Parent-Child Assistance Program (PCAP)
Aperçu
Groupe d'âge : Jeune adulte (18-24); Adulte (25-64)
Genre : Femme seulement
Population desservie : Familles; Individus souffrant du TSAF; Parent monoparental
Sujet : Consommation d'alcool et/ou de drogue; Désavantage social/économique; Enjeux de criminalité impliquant des troubles de santé mentale ou d'autres troubles de santé ; Récidive ; Violence familiale (domestique)/violence envers les enfants
Milieu : Zone urbaine; Installation communautaire; Installation des services sociaux
Location : Nouveau-Brunswick
Nombre d’études canadiennes complétées d’évaluation des résultats : 3 ou plus
Continuum d'intervention : Prévention du crime secondaire; Prévention du crime tertiaire
Brève description
Le Parent-Child Assistance Program (PCAP) a été lancé au Nouveau-Brunswick en 2018 en réponse au nombre croissant de bébés nés avec le syndrome de sevrage néonatal et des troubles causés par l’alcoolisation fœtale.

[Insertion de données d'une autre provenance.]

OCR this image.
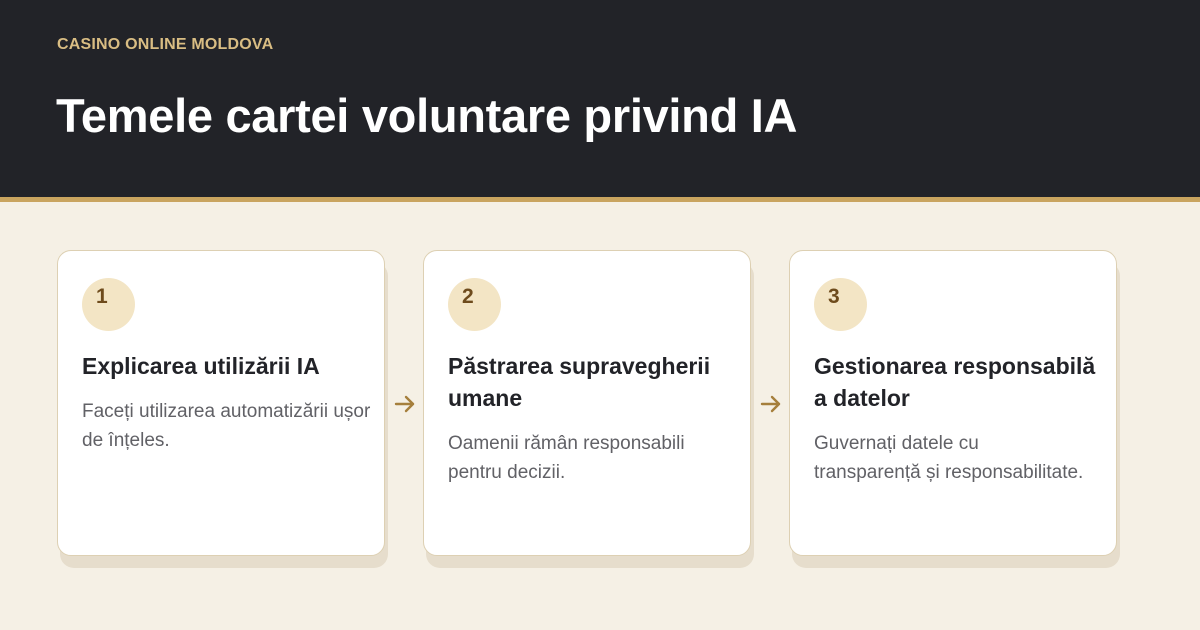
CASINO ONLINE MOLDOVA
Temele cartei voluntare privind IA
1
Explicarea utilizării IA
Faceți utilizarea automatizării ușor de înțeles.
2
Păstrarea supravegherii umane
Oamenii rămân responsabili pentru decizii.
3
Gestionarea responsabilă a datelor
Guvernați datele cu transparență și responsabilitate.
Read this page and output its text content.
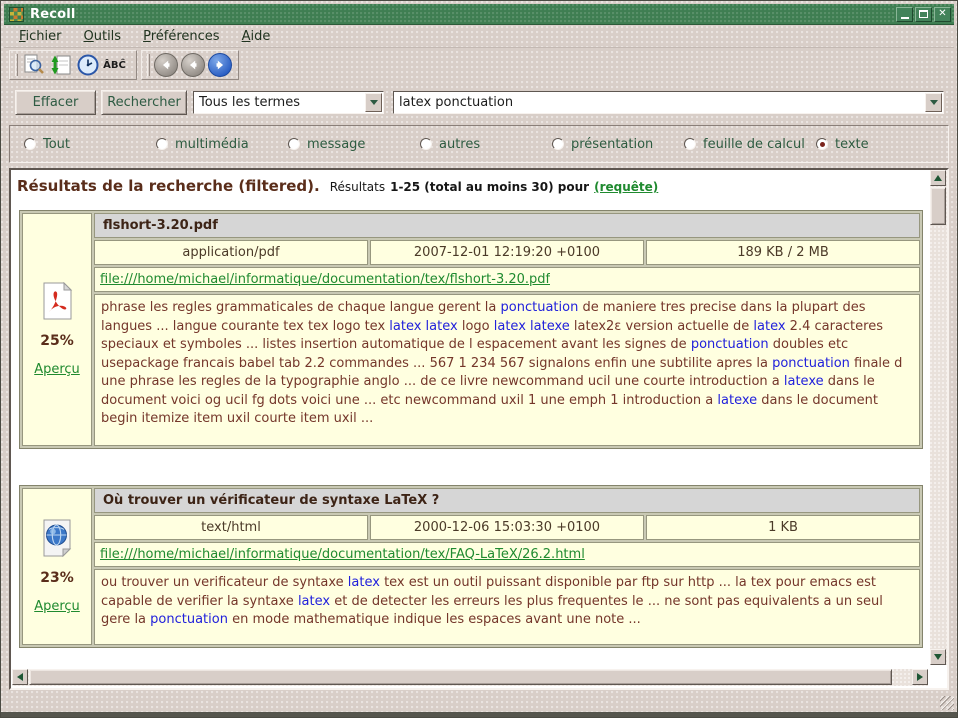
Recoll	✕
Fichier	Outils	Préférences	Aide
ÂBĈ
Effacer	Rechercher	Tous les termes	latex ponctuation
Tout	multimédia	message	autres	présentation	feuille de calcul texte
Résultats de la recherche (filtered). Résultats 1-25 (total au moins 30) pour (requête)
25%
Aperçu
flshort-3.20.pdf
application/pdf	2007-12-01 12:19:20 +0100	189 KB / 2 MB
file:///home/michael/informatique/documentation/tex/flshort-3.20.pdf
phrase les regles grammaticales de chaque langue gerent la ponctuation de maniere tres precise dans la plupart des langues ... langue courante tex tex logo tex latex latex logo latex latexe latex2ε version actuelle de latex 2.4 caracteres speciaux et symboles ... listes insertion automatique de l espacement avant les signes de ponctuation doubles etc usepackage francais babel tab 2.2 commandes ... 567 1 234 567 signalons enfin une subtilite apres la ponctuation finale d une phrase les regles de la typographie anglo ... de ce livre newcommand ucil une courte introduction a latexe dans le document voici og ucil fg dots voici une ... etc newcommand uxil 1 une emph 1 introduction a latexe dans le document begin itemize item uxil courte item uxil ...
23%
Aperçu
Où trouver un vérificateur de syntaxe LaTeX ?
text/html	2000-12-06 15:03:30 +0100	1 KB
file:///home/michael/informatique/documentation/tex/FAQ-LaTeX/26.2.html
ou trouver un verificateur de syntaxe latex tex est un outil puissant disponible par ftp sur http ... la tex pour emacs est capable de verifier la syntaxe latex et de detecter les erreurs les plus frequentes le ... ne sont pas equivalents a un seul gere la ponctuation en mode mathematique indique les espaces avant une note ...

Enraciné dans la théorie relationnelle, le PCAP offre aux femmes et aux personnes qui accouchent et qui consomment des substances un soutien fondé sur des données probantes et orienté vers des objectifs précis, tenant compte des traumatismes. En jumelant les clientes à un défenseur des intérêts pendant trois ans, le PCAP aide les familles à accéder aux mesures de soutien et aux ressources nécessaires pour rompre les cycles d’adversité, développer des atouts et prendre leur vie en main, tout en prévenant les expériences négatives vécues pendant l’enfance et en favorisant une vie plus saine pour les enfants.
Objectifs
Les principaux objectifs du PCAP sont les suivants :
- aider les mères et les personnes qui accouchent à se rétablir et à maintenir leur rétablissement;
- établir une vie familiale saine;
- prévenir la naissance d’autres enfants exposés à l’alcool ou à la drogue.
Clientèle
La clientèle du PCAP est constituée de femmes et de personnes (âgées de 19 ans et plus) qui sont enceintes ou qui ont accouché depuis moins de cinq ans, qui déclarent avoir consommé de l’alcool ou des drogues pendant leur grossesse et qui n’ont pas eu de contacts efficaces avec les fournisseurs de services communautaires. Le PCAP est un programme volontaire. Les participantes sont désignées à la suite de leur utilisation d’autres services offerts par Pédiatrie sociale du Nouveau-Brunswick (p. ex. les cliniques communautaires en pédiatrie sociale) ou peuvent être aiguillées en remplissant un questionnaire connexe en ligne.
Composantes clés
Le cadre théorique du PCAP comporte trois composantes principales : la théorie relationnelle, les étapes du changement et la réduction des méfaits. La cliente et l’enfant cible sont jumelés à un défenseur des intérêts qui facilite l’établissement d’objectifs axés sur la cliente, l’atténuation des obstacles, la démonstration de relations positives, l’établissement de liens avec les services et les activités de renforcement de liens avec la collectivité. Les rencontres ont lieu dans différents contextes : à domicile, à la suite de la prise d’un rendez-vous ou dans le cadre de séances de clavardage prévues. Les défenseurs des intérêts ont une charge de travail de 16 à 20 familles chacun et voient les clientes au moins deux fois par mois. Ils deviennent une ressource constante de soutien pour les clientes et les aident à améliorer leur efficacité personnelle et à éviter de futures grossesses dans le cadre desquelles elles consomment de l’alcool ou d’autres substances.
Le PCAP comprend ce qui suit :
- une gestion de cas personnalisée, fondée sur les points forts, qui permet d’établir des relations et de mettre en œuvre des interventions, de répondre aux besoins de toute la famille et d’utiliser les ressources existantes au sein de la collectivité;
- des interventions à long terme (trois ans) qui permettent aux clientes de former une alliance thérapeutique avec leur gestionnaire de cas et de suivre le processus de développement qui consiste à modifier progressivement leur comportement;
- du mentorat, puisque l’attention, les soins et le soutien apportés aux clientes sont censés se refléter dans la manière dont celles-ci interagissent avec leurs enfants, ce qui leur permet d’améliorer leur capacité de s’occuper de leurs enfants sur le plan physique, émotionnel et social.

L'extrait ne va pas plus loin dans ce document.